O próximo episódio
A
turma aqui de casa ficou uma pá de tempo a bom me encarnar por causa das minhas
noites procurando o cometa.
Foi
anunciado, nomeado e datado. Acompanhei nas páginas credenciadas os registros e
procurei as melhores datas previstas para as aparições cá ao norte do Brasil.
Reinstalei um aplicativo de mapa celeste no celular, identifiquei a trajetória
do cometa e os astros que poderiam servir de referência. Vênus, o ponto mais
brilhante no céu logo após o sol desaparecer era o indicador. Dali, era só
traçar uma linha pra norte e...
Dava
a hora, eu ia pra janela. É certo, atinei para as recomendações, sabia que a
iluminação da cidade iria inviabilizar a observação, mas a vontade se sobrepôs
à coerência dos fatos e me deixei levar pela patetice reativa e por vezes, pelas
fantasias (criei vários cometas no céu de Belém, todos sem a cauda brilhante).
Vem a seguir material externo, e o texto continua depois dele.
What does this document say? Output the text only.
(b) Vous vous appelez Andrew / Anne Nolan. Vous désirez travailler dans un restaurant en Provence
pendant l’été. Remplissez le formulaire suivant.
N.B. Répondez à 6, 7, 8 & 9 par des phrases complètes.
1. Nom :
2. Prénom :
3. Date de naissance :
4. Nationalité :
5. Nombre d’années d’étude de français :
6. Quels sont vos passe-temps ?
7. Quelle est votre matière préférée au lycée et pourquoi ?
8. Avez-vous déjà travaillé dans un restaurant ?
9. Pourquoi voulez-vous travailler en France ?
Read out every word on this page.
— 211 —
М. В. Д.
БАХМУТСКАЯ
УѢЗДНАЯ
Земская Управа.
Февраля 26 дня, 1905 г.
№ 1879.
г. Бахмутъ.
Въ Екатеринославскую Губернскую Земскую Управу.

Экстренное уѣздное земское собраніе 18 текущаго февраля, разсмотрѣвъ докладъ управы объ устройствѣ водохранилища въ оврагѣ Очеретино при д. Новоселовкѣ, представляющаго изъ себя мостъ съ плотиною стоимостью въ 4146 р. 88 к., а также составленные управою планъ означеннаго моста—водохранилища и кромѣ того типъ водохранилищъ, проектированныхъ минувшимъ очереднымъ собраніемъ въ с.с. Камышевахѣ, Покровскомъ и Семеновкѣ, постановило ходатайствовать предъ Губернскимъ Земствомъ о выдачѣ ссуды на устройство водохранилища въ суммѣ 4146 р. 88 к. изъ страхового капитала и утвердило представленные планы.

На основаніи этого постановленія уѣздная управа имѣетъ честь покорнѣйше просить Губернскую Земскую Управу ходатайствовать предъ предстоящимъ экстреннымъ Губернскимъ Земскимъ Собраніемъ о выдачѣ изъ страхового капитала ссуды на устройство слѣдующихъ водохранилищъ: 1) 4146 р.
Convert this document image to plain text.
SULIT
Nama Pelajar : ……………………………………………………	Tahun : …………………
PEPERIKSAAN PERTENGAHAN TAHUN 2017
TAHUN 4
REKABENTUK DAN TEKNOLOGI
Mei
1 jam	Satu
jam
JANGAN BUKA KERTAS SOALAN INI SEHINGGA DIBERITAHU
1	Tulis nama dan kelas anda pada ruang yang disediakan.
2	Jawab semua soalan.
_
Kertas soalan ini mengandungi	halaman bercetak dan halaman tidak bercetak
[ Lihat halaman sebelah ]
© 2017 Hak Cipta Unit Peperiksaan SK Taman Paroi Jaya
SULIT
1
Essa minha campana aconteceu em dias encarreirados desde o fim de setembro até
uma beirinha de outubro.
Não
vi foi piriricas de nada. Rolou, é certo, uma frustração. Ver coisa nova no céu
é, sem dúvida, uma experiência enriquecedora do ponto de vista do conhecimento
e também do prazer (quando tem fogos a gente não acha bacana?). No entanto,
nada de me derrubar as muralhas. Mesmo porque, sou rapaz. Passado na casca do
alho. Já vi um cometa. E contemplei por um bom tempo, porque o Hale-Bopp charlou a valer pelo
nosso céu há 26 anos.
Esta
semana, voltei à janela. Tenho que garantir uma informação que dei aqui há
alguns anos. Disse que Vênus não atravessa o céu. É o astro mais brilhante do firmamento,
depois do sol e da lua. Se a gente pegar o sol, durante o dia e a lua cheia,
durante a noite, vai ver que nascem de um lado, e se põem do outro lado e tem
um momento que podem ser vistos bem acima da nossa cabeça, no meio do céu. O
sol, ao meio dia e a lua, meia noite, na fase cheia. Com as constelações e os
outros planetas, ao longo de um determinado período, acontece o mesmo. Numa
horinha estão acima do nosso cocuruto. Isso não acontece com Vênus, afirmei certa
vez. Agora atenção. Não observamos no céu noturno, o planeta no meio do céu,
isso não quer dizer que numa horinha ou noutra do dia, ele não esteja lá.
E
onde fui amarrar minha mula?
Falei
que na época do cometa, minha referência era o brilho intenso de Vênus. Perto
do horizonte, tanto que tão logo escurecia, o planeta desaparecia.
Agora,
se formos para a janela hoje à noite, muito indiscretamente encontramos
brilhando daquele jeitão, o planeta bem acima do horizonte. Bem alto de forma
que a gente tem que dobrar o pescoço. Quase chegando no meio do céu. Um
desavisado pode deduzir que Vênus vem caminhando desde setembro lá debaixo e
vai atravessar pro outro lado. Passando pela porção mediana da curvatura
celeste. Será? Serei eu um mentiroso? Um fake ultra direita negacionista dos conformes siderais? Não percam o próximo
episódio.
Agora
mire e veja, né, o mundo ardendo em chamas. Bomba cá, míssel acolá,
conspirações antidemocráticas grassando no seio varonil do Brasil e eu me
batendo com essas coisas. É que tenho que acalmar o coração,
descontaminar-me da ira não tão santa porque senão a gente entorna o caldo,
apara a cauda do cometa e apaga o brilho do planeta.
(para
ver o show, as pessoas tinham que pegar o ingresso pela manhã na bilheteria do
teatro. Cedo do dia, do outro lado da baía, ela já tinha o ingresso. Poderia
justificar a posse com tantos outros, e até abonáveis argumentos, mas não.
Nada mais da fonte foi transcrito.